Cameron has been a Middle School Principal for five years. The school, however, has undergone leadership changes and is facing new challenges among its students. Cameron is finding it difficult to balance the role’s various responsibilities amid these adjustments.
Looking for guidance on prioritization and delegation; Cameron attends a professional development workshop. There, Cameron not only gains clarity and confidence with an action plan to implement, but also interacts with peer Middle School Heads and Principals to hear new perspectives and receive support. The result? Cameron can better exemplify the school’s mission, engage with faculty and staff, and enrich their students’ experience.
Jessie is a Learning Support Specialist hoping to strengthen their program and convey its importance to their leadership team and faculty members. After attending a workshop on the topic, Jessie arranges several meetings with the Admission Office, School Head, teachers, and division administrators to convey the need to define strategies that will ensure the success of the school’s learning support program, strengthened by schoolwide engagement in the process.
The result? Through investing in Jessie’s professional development, the entire school is empowered to ensure every student has the learning support they require and that their program can thrive.
Tune in to live webinars every week during the school year to get specific, research-backed insight you can immediately apply at your school.
When budgeting for professional development, consider both short-term and long-term costs.
- Short-term costs include registration fees, travel expenses, and other costs associated with participating in a specific activity or event.
- Long-term costs may include follow-up activities, such as coaching or mentoring programs designed to support educators in implementing new strategies and techniques learned during the training session.

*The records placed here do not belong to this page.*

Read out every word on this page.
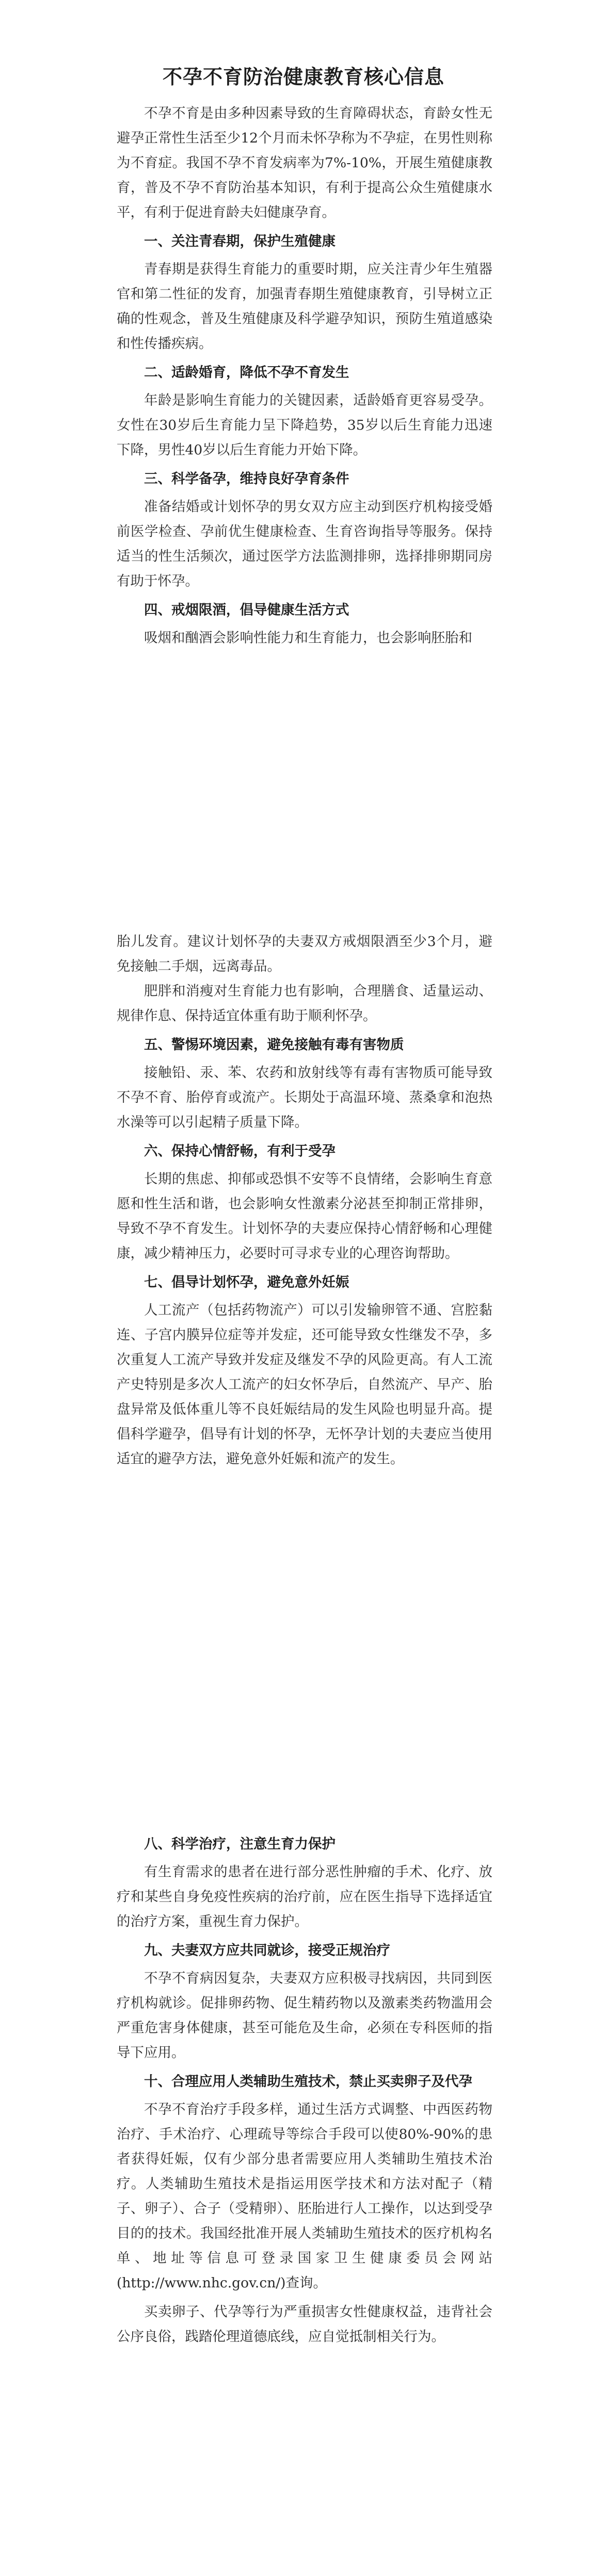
不孕不育防治健康教育核心信息

不孕不育是由多种因素导致的生育障碍状态，育龄女性无避孕正常性生活至少12个月而未怀孕称为不孕症，在男性则称为不育症。我国不孕不育发病率为7%-10%，开展生殖健康教育，普及不孕不育防治基本知识，有利于提高公众生殖健康水平，有利于促进育龄夫妇健康孕育。

一、关注青春期，保护生殖健康

青春期是获得生育能力的重要时期，应关注青少年生殖器官和第二性征的发育，加强青春期生殖健康教育，引导树立正确的性观念，普及生殖健康及科学避孕知识，预防生殖道感染和性传播疾病。

二、适龄婚育，降低不孕不育发生

年龄是影响生育能力的关键因素，适龄婚育更容易受孕。女性在30岁后生育能力呈下降趋势，35岁以后生育能力迅速下降，男性40岁以后生育能力开始下降。

三、科学备孕，维持良好孕育条件

准备结婚或计划怀孕的男女双方应主动到医疗机构接受婚前医学检查、孕前优生健康检查、生育咨询指导等服务。保持适当的性生活频次，通过医学方法监测排卵，选择排卵期同房有助于怀孕。

四、戒烟限酒，倡导健康生活方式

吸烟和酗酒会影响性能力和生育能力，也会影响胚胎和

胎儿发育。建议计划怀孕的夫妻双方戒烟限酒至少3个月，避免接触二手烟，远离毒品。

肥胖和消瘦对生育能力也有影响，合理膳食、适量运动、规律作息、保持适宜体重有助于顺利怀孕。

五、警惕环境因素，避免接触有毒有害物质

接触铅、汞、苯、农药和放射线等有毒有害物质可能导致不孕不育、胎停育或流产。长期处于高温环境、蒸桑拿和泡热水澡等可以引起精子质量下降。

六、保持心情舒畅，有利于受孕

长期的焦虑、抑郁或恐惧不安等不良情绪，会影响生育意愿和性生活和谐，也会影响女性激素分泌甚至抑制正常排卵，导致不孕不育发生。计划怀孕的夫妻应保持心情舒畅和心理健康，减少精神压力，必要时可寻求专业的心理咨询帮助。

七、倡导计划怀孕，避免意外妊娠

人工流产（包括药物流产）可以引发输卵管不通、宫腔黏连、子宫内膜异位症等并发症，还可能导致女性继发不孕，多次重复人工流产导致并发症及继发不孕的风险更高。有人工流产史特别是多次人工流产的妇女怀孕后，自然流产、早产、胎盘异常及低体重儿等不良妊娠结局的发生风险也明显升高。提倡科学避孕，倡导有计划的怀孕，无怀孕计划的夫妻应当使用适宜的避孕方法，避免意外妊娠和流产的发生。

八、科学治疗，注意生育力保护

有生育需求的患者在进行部分恶性肿瘤的手术、化疗、放疗和某些自身免疫性疾病的治疗前，应在医生指导下选择适宜的治疗方案，重视生育力保护。

九、夫妻双方应共同就诊，接受正规治疗

不孕不育病因复杂，夫妻双方应积极寻找病因，共同到医疗机构就诊。促排卵药物、促生精药物以及激素类药物滥用会严重危害身体健康，甚至可能危及生命，必须在专科医师的指导下应用。

十、合理应用人类辅助生殖技术，禁止买卖卵子及代孕

不孕不育治疗手段多样，通过生活方式调整、中西医药物治疗、手术治疗、心理疏导等综合手段可以使80%-90%的患者获得妊娠，仅有少部分患者需要应用人类辅助生殖技术治疗。人类辅助生殖技术是指运用医学技术和方法对配子（精子、卵子）、合子（受精卵）、胚胎进行人工操作，以达到受孕目的的技术。我国经批准开展人类辅助生殖技术的医疗机构名单、地址等信息可登录国家卫生健康委员会网站(http://www.nhc.gov.cn/)查询。

买卖卵子、代孕等行为严重损害女性健康权益，违背社会公序良俗，践踏伦理道德底线，应自觉抵制相关行为。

Weighing these factors informs decision-making, helping to identify how much to invest in professional development activities for your team.
If allocating significant funds to professional development isn't possible, you can start small by offering lunch-and-learn sessions or online workshops and webinars throughout the year. Another idea is to incorporate coaching and mentorship programs. This provides staff members with the opportunity to learn from each other while still being productive on the job. Prioritizing professional development—no matter your budget size—ensures your faculty and staff are aware of your desire to help them advance in their careers. Your students, therefore, benefit from more effective leadership and teaching methods.